En effet, Skénée, qui a mis en meilleur ordre la Loi de Malcolme II, convient que les Manuscrits les plus autentiques dont il s'est servi étoient mutilés, défigurés en tant d'endroits, qu'il y a trouvé des additions si mal-adroites, si fréquentes, & des leçons si contradictoires les unes aux autres, qu'il a été obligé non seulement de changer l'intitulé & l'ordre des Chapitres, mais même de retrancher du Texte un grand nombre de Gloses qu'on y avoit insérées; il ajoute que quelquefois les Manuscrits différoient tellement entr'eux, que pour se déterminer dans le choix des expressions & des divers sens que ces Manuscrits lui offroient, il a eu recours au Droit Civil, au Droit Canonique, au Droit Anglois ou aux Coutumes de Normandie.[58] Or de ces aveux de Skénée il résulte que le droit Anglo-Normand a dirigé la plupart des corrections que cet Editeur a faites dans le Texte & la distribution des Loix d'Ecosse. Mais comment le droit d'Angleterre & de Normandie, qui n'a de ressemblance, comme on va bien-tôt en être convaincu, avec les Loix Ecossoises que dans les formes de la procédure & dans les termes, a-t-il pu guider Skénée dans son travail? C'est ce qu'il convient d'éclaircir.

[58] Et certe mirum est scriptorum malitiâ vel ignorantiâ tot ineptias in his libris reperiri; tot locos corruptos, tot amissos, tot distortos, depravatos, tot imperite additos quales in singulis paginis inveniuntur, & cum in omnibus codicibus mira sit varietas, nulla est tam depravata lectio quæ non habeat suo errori confirmando codicem. Emendavi multa..... & si codices manuscripti alii ab aliis sunt varii, eam lectionem secutus sum quæ..... Juris civilis, Canonici, Normannici, Anglici authoritate firmatur..... Glossemata quæ in textum irrepserant expunxi, &c. Præf. Skænei ad Leges Scotiæ.

Avant que Skénée eut entrepris de rassembler en un seul corps les Loix pratiquées en Ecosse de son temps, ceux qui avoient mis en Latin le Mac-kenneth n'avoient pu rendre en cette Langue les expressions dans lesquelles cette Loi avoit été originairement promulguée; au-lieu que ceux qui avoient écrit sur les Loix Angloises & Normandes, qui étoient toutes féodales, avoient déjà latinisé les termes spécialement consacrés à caractériser les différens droits résultans de la féodalité. Ces termes parurent donc aux Traducteurs des Loix de Malcolme, les seuls propres à rendre le sens du Texte original de ces Loix. De-là ils désignerent par les noms de garda & de relevium un droit que Malcolme s'étoit réservé sur la succession de tous ses sujets, & qui n'avoit aucune analogie ni avec la garde ni avec le relief usités dans les Coutumes féodales. De-là encore ces Ecrivains appellerent fiefs les gages attachés aux Offices du Chancelier, du Senéchal, &c.[59] Cependant avant le douzieme siecle on n'avoit pas eu même l'idée, dans les divers Royaumes où les Loix féodales s'étoient introduites, de fiefs purement honorifiques sans domaine ni jurisdiction. Ainsi le terme de fief ne pouvoit raisonnablement être appliqué à des Offices établis en Ecosse antérieurement à cette époque. Les Traducteurs firent plus: ils donnerent des noms visiblement François, mais qu'ils latiniserent, à tous les Officiers dont le Mac-kenneth fait le détail.
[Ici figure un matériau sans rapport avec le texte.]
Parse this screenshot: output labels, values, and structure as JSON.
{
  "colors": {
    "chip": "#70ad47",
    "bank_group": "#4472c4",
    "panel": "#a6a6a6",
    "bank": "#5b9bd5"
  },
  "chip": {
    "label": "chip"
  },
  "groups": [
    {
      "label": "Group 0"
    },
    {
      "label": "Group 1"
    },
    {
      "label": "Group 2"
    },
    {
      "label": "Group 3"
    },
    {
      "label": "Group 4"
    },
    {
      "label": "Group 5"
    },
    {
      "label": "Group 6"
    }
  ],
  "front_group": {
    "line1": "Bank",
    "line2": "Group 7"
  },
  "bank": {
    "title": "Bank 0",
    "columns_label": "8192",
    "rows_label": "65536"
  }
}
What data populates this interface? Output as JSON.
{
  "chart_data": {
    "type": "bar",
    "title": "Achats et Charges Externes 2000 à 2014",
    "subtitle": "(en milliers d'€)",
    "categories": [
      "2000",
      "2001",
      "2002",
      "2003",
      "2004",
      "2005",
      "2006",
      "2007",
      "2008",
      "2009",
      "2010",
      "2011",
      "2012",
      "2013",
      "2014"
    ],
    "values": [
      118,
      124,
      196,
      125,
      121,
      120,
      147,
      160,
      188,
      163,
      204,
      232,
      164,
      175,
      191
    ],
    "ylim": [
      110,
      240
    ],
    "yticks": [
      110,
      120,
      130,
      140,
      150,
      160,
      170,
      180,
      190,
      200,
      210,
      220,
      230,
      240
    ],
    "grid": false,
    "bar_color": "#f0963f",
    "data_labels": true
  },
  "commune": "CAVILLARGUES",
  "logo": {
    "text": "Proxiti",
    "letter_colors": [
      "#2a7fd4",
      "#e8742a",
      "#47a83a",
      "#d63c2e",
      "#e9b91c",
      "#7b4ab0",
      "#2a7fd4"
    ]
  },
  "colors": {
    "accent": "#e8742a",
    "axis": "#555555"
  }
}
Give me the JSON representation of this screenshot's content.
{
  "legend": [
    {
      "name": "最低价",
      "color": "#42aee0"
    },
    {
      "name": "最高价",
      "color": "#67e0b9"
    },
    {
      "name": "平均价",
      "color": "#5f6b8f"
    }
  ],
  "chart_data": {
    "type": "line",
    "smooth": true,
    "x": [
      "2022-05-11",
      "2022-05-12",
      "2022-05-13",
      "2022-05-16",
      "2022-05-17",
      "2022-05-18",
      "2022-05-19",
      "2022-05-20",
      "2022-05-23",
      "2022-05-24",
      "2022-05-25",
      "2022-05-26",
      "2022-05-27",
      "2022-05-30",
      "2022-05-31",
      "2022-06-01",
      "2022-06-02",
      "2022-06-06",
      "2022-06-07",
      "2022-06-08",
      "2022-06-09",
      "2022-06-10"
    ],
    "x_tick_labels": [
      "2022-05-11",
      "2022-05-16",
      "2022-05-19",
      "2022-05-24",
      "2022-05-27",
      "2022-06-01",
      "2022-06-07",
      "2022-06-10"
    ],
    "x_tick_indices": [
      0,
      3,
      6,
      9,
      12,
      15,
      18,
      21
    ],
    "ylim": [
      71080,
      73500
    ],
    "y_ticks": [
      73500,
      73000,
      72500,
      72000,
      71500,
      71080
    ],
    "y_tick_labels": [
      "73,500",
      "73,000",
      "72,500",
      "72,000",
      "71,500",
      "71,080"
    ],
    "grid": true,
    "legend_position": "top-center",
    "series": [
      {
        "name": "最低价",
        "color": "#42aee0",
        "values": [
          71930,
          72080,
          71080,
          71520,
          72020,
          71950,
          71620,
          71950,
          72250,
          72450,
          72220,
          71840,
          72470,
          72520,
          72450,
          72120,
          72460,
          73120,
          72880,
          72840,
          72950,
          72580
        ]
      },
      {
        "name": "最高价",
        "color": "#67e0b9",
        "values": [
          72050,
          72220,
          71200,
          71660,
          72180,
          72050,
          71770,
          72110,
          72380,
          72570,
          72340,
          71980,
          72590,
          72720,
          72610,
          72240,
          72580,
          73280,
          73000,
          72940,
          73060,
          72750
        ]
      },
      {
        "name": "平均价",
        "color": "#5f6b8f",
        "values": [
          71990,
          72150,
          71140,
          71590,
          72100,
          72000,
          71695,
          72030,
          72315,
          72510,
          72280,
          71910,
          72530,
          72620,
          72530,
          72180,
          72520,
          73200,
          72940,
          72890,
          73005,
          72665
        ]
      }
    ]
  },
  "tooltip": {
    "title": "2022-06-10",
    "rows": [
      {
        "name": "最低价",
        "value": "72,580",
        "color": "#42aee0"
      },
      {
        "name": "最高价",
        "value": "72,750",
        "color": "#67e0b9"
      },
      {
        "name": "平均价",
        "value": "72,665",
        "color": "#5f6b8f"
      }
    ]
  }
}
[59] Leg. Malcolm. II. Chap. 2, 6 & 7.

C'est un Clerc des Livraisons, Clericus Liberationis;[60] un Pannetier, Panitarius; un Brasseur, Brasiator; un Lardier, Lardarius; un faiseur de feu dans la cour, factor ignis in aulâ. Il est donc visible que quand même tous ces Offices auroient existé en la Cour de Malcolme II, les Loix de ce Prince, avant que d'être traduites, avoient dû donner aux salaires & aux fonctions attachés à ces Offices d'autres dénominations que celles qu'ils ont dans le Recueil de Skénée, & que ce n'a été qu'après l'établissement des Loix Normandes en Angleterre que ces dénominations Françoises ont pu passer dans le droit Coutumier d'Ecosse. Aussi plus on approfondit les Loix de Malcolme, plus la vérité de ce raisonnement acquiert de force & devient palpable. A chaque ligne de cet Ouvrage le langage François ou Normand est employé pour interpréter les Réglemens mêmes qui, n'étant point essentiellement liés aux Loix féodales, ont pu subsister en Ecosse dans les temps les plus reculés. Les amendes y sont appellées amerciamenta;[61] les assassins, murdratores; les ravisseurs, deforciatores; les querelles, Melletæ.[62] Certainement ces termes n'étoient point connus des Ecossois sous le regne de Malcolme II. Recherchons donc le moment où ils sont devenus familiers à leurs Jurisconsultes.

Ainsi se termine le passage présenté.